Doha is host to branch campuses of renowned universities from around the world.
Doha is host to branch campuses of renowned universities from around the world.
G. Hellier/Robert Harding

"We had serious challenges," says Machaca, who is associate research dean at Weill Cornell Medical College in Qatar (WCMC–Q), based in Doha. But he relishes the notion of building a programme from scratch. And the country has a big advantage: money. Scientists working in Qatar will find good funding and ample opportunities for big projects, but, like Machaca, they might have to deal with rigid bureaucracy, evolving research-ethics regulations and rules — on stem-cell research, for example — that could limit collaborative ventures. These trade-offs will help to determine Qatar's success as it attempts to build a sustainable science enterprise.

Oasis for research

Qatar's efforts to be hospitable to science come amid a region-wide drive to engage with international — mostly Western — academia and scientific centres. From the early 2000s to mid-2008 (when oil peaked at US$147 a barrel), fuel prices repeatedly hit record highs, bringing a petrodollar downpour to the six oil-rich Gulf states of Saudi Arabia, Kuwait, the United Arab Emirates (UAE), Qatar, Bahrain and Oman. The revenues have driven attempts to energize ailing higher-education and research centres and to create new ones. This coincided with belt-tightening among academic and research institutions in Europe and North America — a trend that increased with the global financial crisis.

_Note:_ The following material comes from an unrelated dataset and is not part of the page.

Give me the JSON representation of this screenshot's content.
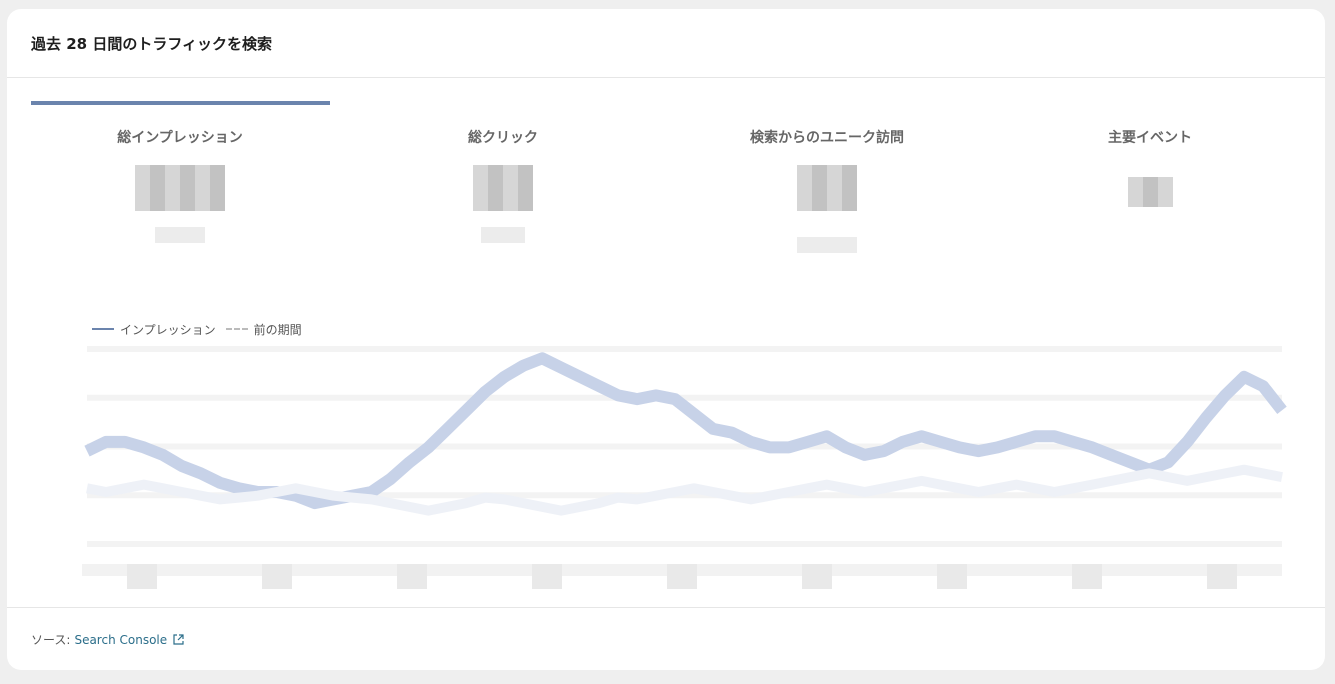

Saudi Arabia is pushing ahead with a programme that pairs international research centres such as Germany's Max Planck Institutes with domestic universities to modernize local science departments. And 2009 saw the launch of the more ambitious, more visible King Abdullah University of Science and Technology (KAUST), a graduate-level research university in Thuwal with a US$10-billion endowment. In the UAE, Abu Dhabi campuses of major higher- education and research institutions such as New York University and the Sorbonne University in Paris have been set up. And in 2006, Qatari emir Hamad Bin Khalifa Al-Thani pledged that 2.8% of the country's gross domestic product (which was about $100 billion in 2008 according to the Economist Intelligence Unit in London) would be spent on scientific research.


Abdul Sattar Al-Taie:
Abdul Sattar Al-Taie: "We needed international researchers to collaborate with scientists in Qatar."
QNRF

In general, government leaders in the Gulf states are setting up multibillion-dollar research projects and high-profile partnerships not only because they can, but because they must. "The Gulf countries are in a developmental phase," says Kristin Diwan, a Gulf expert at the American University in Washington DC. They see a genuine need, she says, for the "skills and learning that are required to run their economies" and to diversify beyond the rather volatile hydrocarbon sector.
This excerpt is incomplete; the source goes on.